まついのりこさんの話 4月27日
一昨日、体調不良をおして、東京の中野に在る、中野サンプラザで、絵本作家であり、紙芝居作家でもある、紙芝居文化の会代表の、まついのりこさんのお話を聴きに行かせて戴いた。
まついのりこさんは、昭和9年、和歌山市で、お生まれになり、お父様が、大学で経済学を教えておられた。のりこさん達家族は、慎ましやかだけれども、ごく普通の一般家庭が味わう幸せな生活を過ごしておられた。だが、その、平和な生活が、ある日、一編に音をたてて、がらがらと崩れ落ちてしまったのだ。
それは、まついのりこさんのお父様が、当時の特攻警察に逮捕され、自宅に上がりこんで、悉く証拠品を探しだそうと、家の中を粒さに調べられた時の、まだ、のりこさんが、小学校4年生だった時の記憶が、今でもはっきりと忘れずに、心の中に焼きついていると、おっしゃった。
のりこさんは、特攻の人達が家の中を探し回っている時、ただ、呆然と、茶箪笥にもたれて、ずっと立ちつくしておられたそうだ。だが、その目は、とても冷静で、その時にお母様がされた、行動の一部始終を見ておられた。そして、最初は、動揺して子供達(妹さんが一人おらえる)のことまで、気が回らなかったお母様が、はっと気が付いて、何を思ったのか、二人の幼い子供達に、夏みかんを手に持たせ、3月の初旬の寒い日だと云うのに、「これをもって、外で食べてなさい。」と、おっしゃったそうだ。
私は、これが精一杯の、家族が危機に瀕している時の、母親の智慧なのだと思うと、もう、目から泪が溢れそうになった。きしくも、自分と同じ名前のみかんを、手にして、この幼いのりこさんは、子供心にとても食べる気持ちになれなかったと、おっしゃった。また、のりこさんの家庭では、外で絶対、食べてはいけないと教えられていたと言う。この時のお母様の気持ちは、如何程、辛いことであったろう。
そして、その日から、のりこさんの人生は、180度逆転したような、逆境の生活が日常となったのである。特攻に逮捕された家族と云うのは、当時、国賊と呼ばれ、とても理不尽な生活や、屈辱的な態度を学校や、世間から強いられ続けた。
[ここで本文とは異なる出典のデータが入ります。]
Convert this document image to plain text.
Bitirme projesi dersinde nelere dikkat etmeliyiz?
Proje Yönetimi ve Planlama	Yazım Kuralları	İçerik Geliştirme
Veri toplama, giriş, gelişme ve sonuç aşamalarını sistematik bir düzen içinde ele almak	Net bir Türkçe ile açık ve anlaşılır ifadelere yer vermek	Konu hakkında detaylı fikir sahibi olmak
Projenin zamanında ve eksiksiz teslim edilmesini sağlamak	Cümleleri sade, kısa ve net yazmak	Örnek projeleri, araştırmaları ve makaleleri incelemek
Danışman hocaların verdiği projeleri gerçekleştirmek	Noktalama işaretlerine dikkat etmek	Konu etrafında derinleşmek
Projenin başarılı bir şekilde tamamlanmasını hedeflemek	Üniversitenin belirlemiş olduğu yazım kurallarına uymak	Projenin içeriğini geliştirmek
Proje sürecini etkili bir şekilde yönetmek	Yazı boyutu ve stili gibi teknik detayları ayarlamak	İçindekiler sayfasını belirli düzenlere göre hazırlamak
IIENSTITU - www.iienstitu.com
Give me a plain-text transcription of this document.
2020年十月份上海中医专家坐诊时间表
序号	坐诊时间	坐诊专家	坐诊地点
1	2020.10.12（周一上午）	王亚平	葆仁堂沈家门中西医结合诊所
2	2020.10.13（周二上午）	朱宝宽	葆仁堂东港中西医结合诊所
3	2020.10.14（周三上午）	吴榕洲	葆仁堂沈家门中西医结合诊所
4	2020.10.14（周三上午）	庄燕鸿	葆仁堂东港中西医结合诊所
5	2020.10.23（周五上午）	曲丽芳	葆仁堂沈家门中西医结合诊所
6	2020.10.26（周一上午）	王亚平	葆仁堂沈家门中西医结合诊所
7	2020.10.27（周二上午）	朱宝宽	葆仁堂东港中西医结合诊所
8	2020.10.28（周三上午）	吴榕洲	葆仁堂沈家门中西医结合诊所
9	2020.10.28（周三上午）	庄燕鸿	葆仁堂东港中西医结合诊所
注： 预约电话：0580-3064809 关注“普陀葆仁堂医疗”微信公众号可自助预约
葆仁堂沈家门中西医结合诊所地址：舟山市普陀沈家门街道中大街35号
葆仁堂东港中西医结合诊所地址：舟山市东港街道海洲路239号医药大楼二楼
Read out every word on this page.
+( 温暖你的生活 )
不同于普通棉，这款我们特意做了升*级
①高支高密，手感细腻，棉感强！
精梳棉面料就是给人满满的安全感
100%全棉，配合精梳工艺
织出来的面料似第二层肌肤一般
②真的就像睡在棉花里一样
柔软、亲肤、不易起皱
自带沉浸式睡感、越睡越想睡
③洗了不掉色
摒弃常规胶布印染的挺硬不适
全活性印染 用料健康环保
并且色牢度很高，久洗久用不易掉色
この様な、まついのりこさんのお話を聞かせて戴き、私はとても貴重な体験をさせて戴き、本当に有り難かった。今、日本人の恐らく、半分以上の人が、戦争を体験していないし、戦中、戦後の、飢えや、物資の乏しい経験をした記憶を持っている方は少ないであろう。
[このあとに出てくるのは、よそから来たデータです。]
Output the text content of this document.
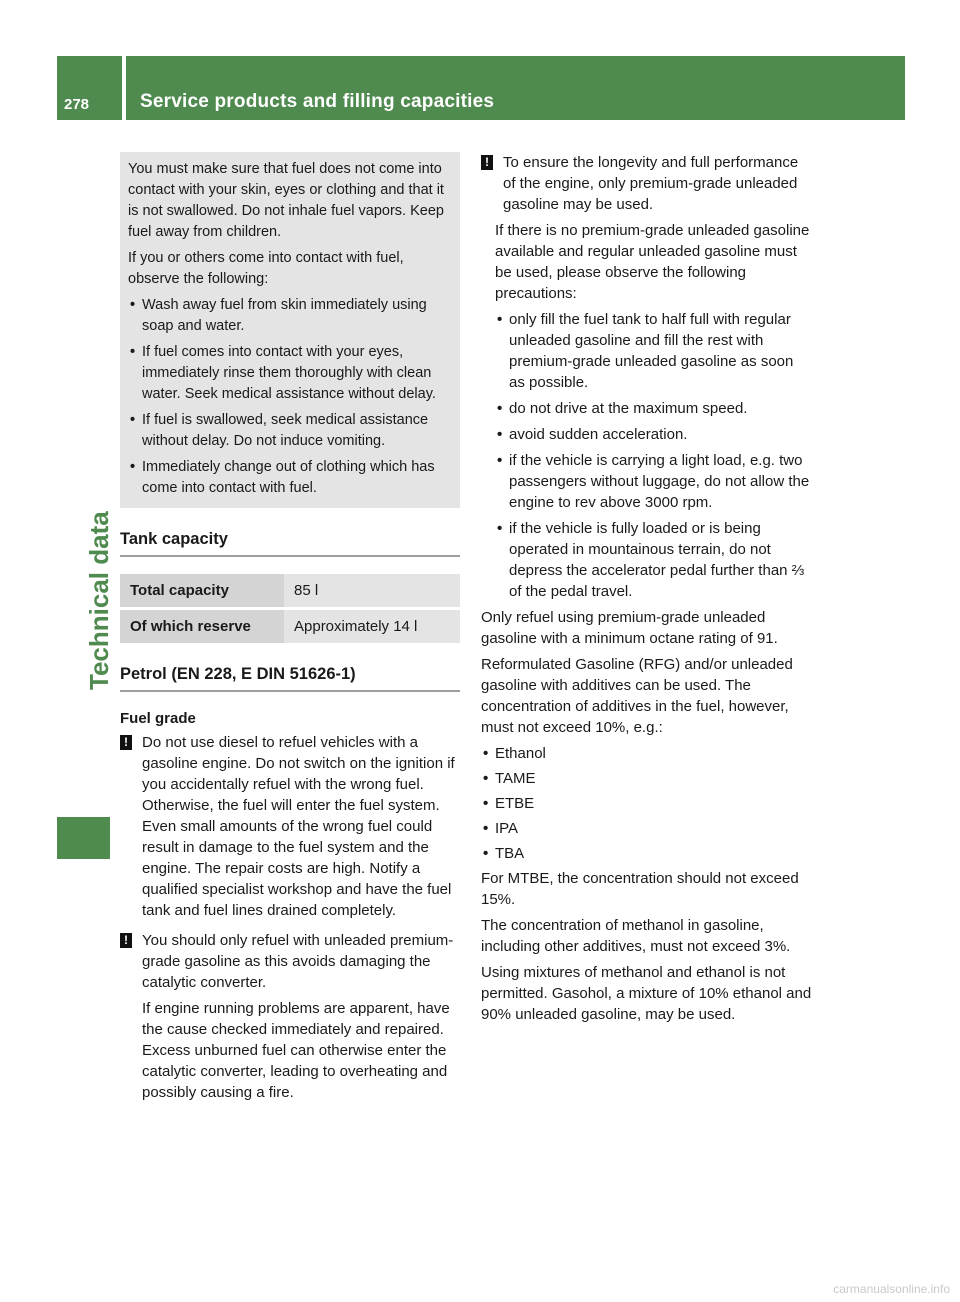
278	Service products and filling capacities
Technical data

You must make sure that fuel does not come into contact with your skin, eyes or clothing and that it is not swallowed. Do not inhale fuel vapors. Keep fuel away from children.

If you or others come into contact with fuel, observe the following:

• Wash away fuel from skin immediately using soap and water.
• If fuel comes into contact with your eyes, immediately rinse them thoroughly with clean water. Seek medical assistance without delay.
• If fuel is swallowed, seek medical assistance without delay. Do not induce vomiting.
• Immediately change out of clothing which has come into contact with fuel.
Tank capacity
Total capacity	85 l
Of which reserve	Approximately 14 l
Petrol (EN 228, E DIN 51626-1)
Fuel grade
! Do not use diesel to refuel vehicles with a gasoline engine. Do not switch on the ignition if you accidentally refuel with the wrong fuel. Otherwise, the fuel will enter the fuel system. Even small amounts of the wrong fuel could result in damage to the fuel system and the engine. The repair costs are high. Notify a qualified specialist workshop and have the fuel tank and fuel lines drained completely.
! You should only refuel with unleaded premium-grade gasoline as this avoids damaging the catalytic converter.

If engine running problems are apparent, have the cause checked immediately and repaired. Excess unburned fuel can otherwise enter the catalytic converter, leading to overheating and possibly causing a fire.

! To ensure the longevity and full performance of the engine, only premium-grade unleaded gasoline may be used.

If there is no premium-grade unleaded gasoline available and regular unleaded gasoline must be used, please observe the following precautions:

• only fill the fuel tank to half full with regular unleaded gasoline and fill the rest with premium-grade unleaded gasoline as soon as possible.
• do not drive at the maximum speed.
• avoid sudden acceleration.
• if the vehicle is carrying a light load, e.g. two passengers without luggage, do not allow the engine to rev above 3000 rpm.
• if the vehicle is fully loaded or is being operated in mountainous terrain, do not depress the accelerator pedal further than ⅔ of the pedal travel.

Only refuel using premium-grade unleaded gasoline with a minimum octane rating of 91.

Reformulated Gasoline (RFG) and/or unleaded gasoline with additives can be used. The concentration of additives in the fuel, however, must not exceed 10%, e.g.:

• Ethanol
• TAME
• ETBE
• IPA
• TBA

For MTBE, the concentration should not exceed 15%.

The concentration of methanol in gasoline, including other additives, must not exceed 3%.

Using mixtures of methanol and ethanol is not permitted. Gasohol, a mixture of 10% ethanol and 90% unleaded gasoline, may be used.

carmanualsonline.info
今、私達が出来ることは、色々な考えを持っている方がおられるとは思うが、少なくとも、戦争は、何をも生み出さないし、破壊と殺人を、犯罪と云われずに、堂々と出来る手段であり、人間の最も愚かな行為であるということを、もっと、声を大にして言わなければいけないのではないだろうか。
まついのりこさんもおっしゃっていた。「戦争というものは、いきなり起きるものではなく、何かおかしいおかしいと、思っている時を過ぎて、雪の玉が雪崩れのように落ちるように、勃発するものです。」そのことを、しっかりと、肝に銘じて、今の世の中で起きている現象を検証していくことが大切だというようなことを、おっしゃった。
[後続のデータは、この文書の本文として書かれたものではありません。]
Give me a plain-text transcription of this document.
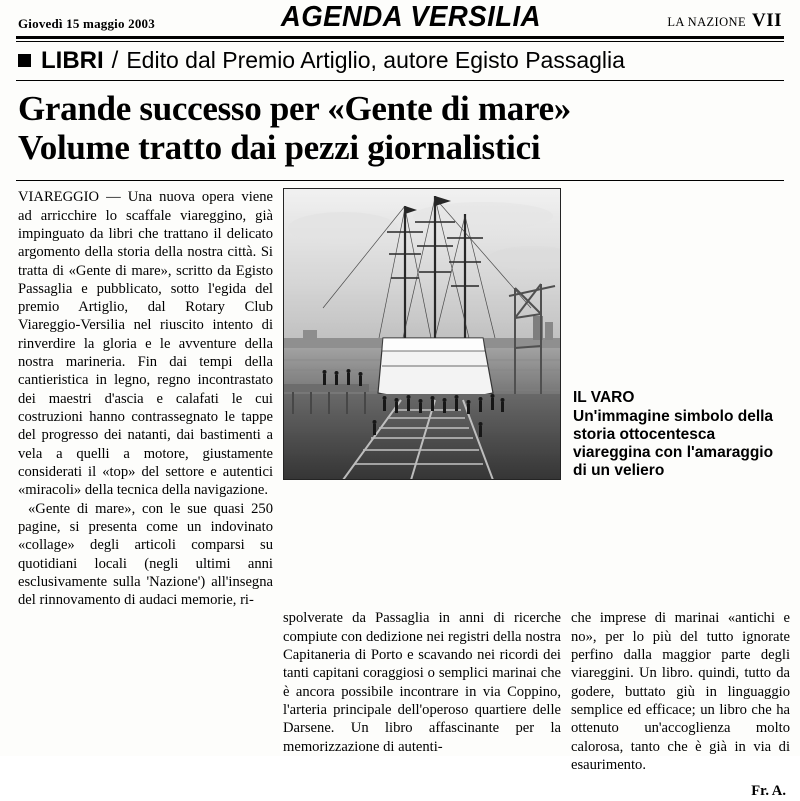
Giovedì 15 maggio 2003	AGENDA VERSILIA	LA NAZIONE VII
LIBRI / Edito dal Premio Artiglio, autore Egisto Passaglia
Grande successo per «Gente di mare»
Volume tratto dai pezzi giornalistici

VIAREGGIO — Una nuova opera viene ad arricchire lo scaffale viareggino, già impinguato da libri che trattano il delicato argomento della storia della nostra città. Si tratta di «Gente di mare», scritto da Egisto Passaglia e pubblicato, sotto l'egida del premio Artiglio, dal Rotary Club Viareggio-Versilia nel riuscito intento di rinverdire la gloria e le avventure della nostra marineria. Fin dai tempi della cantieristica in legno, regno incontrastato dei maestri d'ascia e calafati le cui costruzioni hanno contrassegnato le tappe del progresso dei natanti, dai bastimenti a vela a quelli a motore, giustamente considerati il «top» del settore e autentici «miracoli» della tecnica della navigazione.

«Gente di mare», con le sue quasi 250 pagine, si presenta come un indovinato «collage» degli articoli comparsi su quotidiani locali (negli ultimi anni esclusivamente sulla 'Nazione') all'insegna del rinnovamento di audaci memorie, ri-

IL VARO
Un'immagine simbolo della storia ottocentesca viareggina con l'amaraggio di un veliero

spolverate da Passaglia in anni di ricerche compiute con dedizione nei registri della nostra Capitaneria di Porto e scavando nei ricordi dei tanti capitani coraggiosi o semplici marinai che è ancora possibile incontrare in via Coppino, l'arteria principale dell'operoso quartiere delle Darsene. Un libro affascinante per la memorizzazione di autenti-

che imprese di marinai «antichi e no», per lo più del tutto ignorate perfino dalla maggior parte degli viareggini. Un libro. quindi, tutto da godere, buttato giù in linguaggio semplice ed efficace; un libro che ha ottenuto un'accoglienza molto calorosa, tanto che è già in via di esaurimento.

Fr. A.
私は紙芝居に携わる者として、紙芝居が、国策紙芝居という形で、全国の町会の津々浦々まで、演じられて、人々の心の中に、銃後の守りの気持ちを刷り込まれた時代が在ったことを、自分の心の轍にして、これからも、紙芝居を普及させて戴くことで、未来が明るい、子供さん達や、みんなが将来に夢と希望の持てる時代になれるお手伝いの一役を担わせて戴きたいと思う。